None of these needs is wrong. Maybe some of them seem ridiculous, overkill, or shallow. When I was first realizing as a young Catholic that what I needed from religion was that mysticism and a more… hands on deity than I’d found in Jesus, I thought the “shallow” religion of my fellow parishioners was a sham. Eventually, though, I grew out of using the word “sheeple” and understood that they were happy. (Well, okay, some of them are happy. But you get the idea.)
If somebody is happy with themselves and their religion, that’s great. They’ve got it handled. I’m not writing this for them, though. If you’re here, if you’re reading this as a part of the search for something in yourself, you’re my audience. There’s nothing wrong with admitting that, like Bono, you still haven’t found what you’re looking for. In fact, there’s a version of that song recorded in concert like a decade later where he adds “and I hope I never find it!”

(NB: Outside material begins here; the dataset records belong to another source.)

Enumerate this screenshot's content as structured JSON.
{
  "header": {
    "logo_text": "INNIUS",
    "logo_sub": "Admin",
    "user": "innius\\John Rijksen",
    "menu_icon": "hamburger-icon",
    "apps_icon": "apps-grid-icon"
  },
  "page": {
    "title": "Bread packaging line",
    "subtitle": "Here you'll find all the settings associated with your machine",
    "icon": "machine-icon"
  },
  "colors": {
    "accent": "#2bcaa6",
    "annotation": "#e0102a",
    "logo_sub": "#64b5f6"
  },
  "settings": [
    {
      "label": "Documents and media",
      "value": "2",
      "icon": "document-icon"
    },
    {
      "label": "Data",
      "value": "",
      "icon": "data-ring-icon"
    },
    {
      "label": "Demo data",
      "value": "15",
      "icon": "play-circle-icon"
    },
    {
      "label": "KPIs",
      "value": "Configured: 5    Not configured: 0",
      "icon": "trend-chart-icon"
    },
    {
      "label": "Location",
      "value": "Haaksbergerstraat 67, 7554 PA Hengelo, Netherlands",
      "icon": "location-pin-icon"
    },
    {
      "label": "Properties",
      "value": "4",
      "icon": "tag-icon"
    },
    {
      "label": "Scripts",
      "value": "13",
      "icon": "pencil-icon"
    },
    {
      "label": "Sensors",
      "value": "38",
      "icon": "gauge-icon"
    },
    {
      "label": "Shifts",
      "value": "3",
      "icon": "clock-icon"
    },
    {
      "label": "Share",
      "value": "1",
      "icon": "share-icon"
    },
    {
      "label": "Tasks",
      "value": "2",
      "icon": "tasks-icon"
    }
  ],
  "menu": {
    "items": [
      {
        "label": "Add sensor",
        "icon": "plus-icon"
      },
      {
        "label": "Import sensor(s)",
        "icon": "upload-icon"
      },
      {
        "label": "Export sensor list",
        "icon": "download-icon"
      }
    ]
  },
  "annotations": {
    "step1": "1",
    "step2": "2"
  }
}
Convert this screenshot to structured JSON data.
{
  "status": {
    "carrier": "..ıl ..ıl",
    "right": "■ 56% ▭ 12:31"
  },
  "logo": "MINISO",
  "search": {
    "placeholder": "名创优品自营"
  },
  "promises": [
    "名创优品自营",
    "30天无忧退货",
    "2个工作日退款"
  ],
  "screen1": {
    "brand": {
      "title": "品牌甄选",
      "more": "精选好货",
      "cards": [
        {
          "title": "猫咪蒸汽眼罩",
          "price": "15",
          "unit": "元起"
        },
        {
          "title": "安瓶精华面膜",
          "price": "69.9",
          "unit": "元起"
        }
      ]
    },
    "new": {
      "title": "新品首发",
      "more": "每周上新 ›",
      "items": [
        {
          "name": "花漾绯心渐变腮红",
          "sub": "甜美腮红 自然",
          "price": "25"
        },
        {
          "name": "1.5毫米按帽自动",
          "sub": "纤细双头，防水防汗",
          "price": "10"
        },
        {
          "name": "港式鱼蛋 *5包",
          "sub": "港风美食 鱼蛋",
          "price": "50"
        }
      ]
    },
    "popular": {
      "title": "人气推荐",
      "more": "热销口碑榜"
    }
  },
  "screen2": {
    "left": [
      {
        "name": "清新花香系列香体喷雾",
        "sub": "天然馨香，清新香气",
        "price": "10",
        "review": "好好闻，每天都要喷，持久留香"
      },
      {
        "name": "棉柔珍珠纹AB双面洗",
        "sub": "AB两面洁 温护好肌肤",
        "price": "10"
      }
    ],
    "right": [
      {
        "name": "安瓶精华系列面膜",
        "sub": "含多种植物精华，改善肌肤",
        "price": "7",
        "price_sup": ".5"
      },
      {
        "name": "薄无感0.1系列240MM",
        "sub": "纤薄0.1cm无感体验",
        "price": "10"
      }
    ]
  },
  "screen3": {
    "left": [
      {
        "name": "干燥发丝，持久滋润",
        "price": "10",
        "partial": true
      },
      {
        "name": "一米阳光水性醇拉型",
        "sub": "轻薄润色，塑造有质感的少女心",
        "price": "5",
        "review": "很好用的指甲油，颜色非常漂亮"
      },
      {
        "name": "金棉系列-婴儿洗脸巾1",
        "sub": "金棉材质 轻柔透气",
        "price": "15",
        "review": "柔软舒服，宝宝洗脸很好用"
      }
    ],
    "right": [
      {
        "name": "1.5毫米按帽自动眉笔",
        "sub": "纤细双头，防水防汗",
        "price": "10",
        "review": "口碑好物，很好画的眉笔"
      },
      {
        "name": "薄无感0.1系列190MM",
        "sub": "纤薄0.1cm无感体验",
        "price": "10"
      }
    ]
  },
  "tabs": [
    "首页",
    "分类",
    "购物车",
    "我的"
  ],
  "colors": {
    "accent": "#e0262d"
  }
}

Most of the time, I find I agree with Bono. There is a lot of value in the journey, with or without a destination. Yes, sometimes I get tired. Sometimes I’m envious of people who get their needs fulfilled by showing up once a week. But the majority of the time, I’m like a metaphysical shark. If I’m not moving, I’m drowning.
I’ve studied a lot of religions and magical styles. I wouldn’t call myself an expert by any means, but I’ve done a lot of reading and practice. I’ll try anything once, and I’ve tried lots of things more than once. I keep what works.
Understanding how religion works and what you need out of it lets you make solid choices when you’re going into that practice. When I build a religion from scratch, I can make sure it addresses my needs. Some people will tell you that what you want or need doesn’t matter. If there is a god picking you up by the scruff of your neck, that may be the case, but even if a god reaches out to you, he or she is not necessarily going to control every part of your religious life, and that’s okay.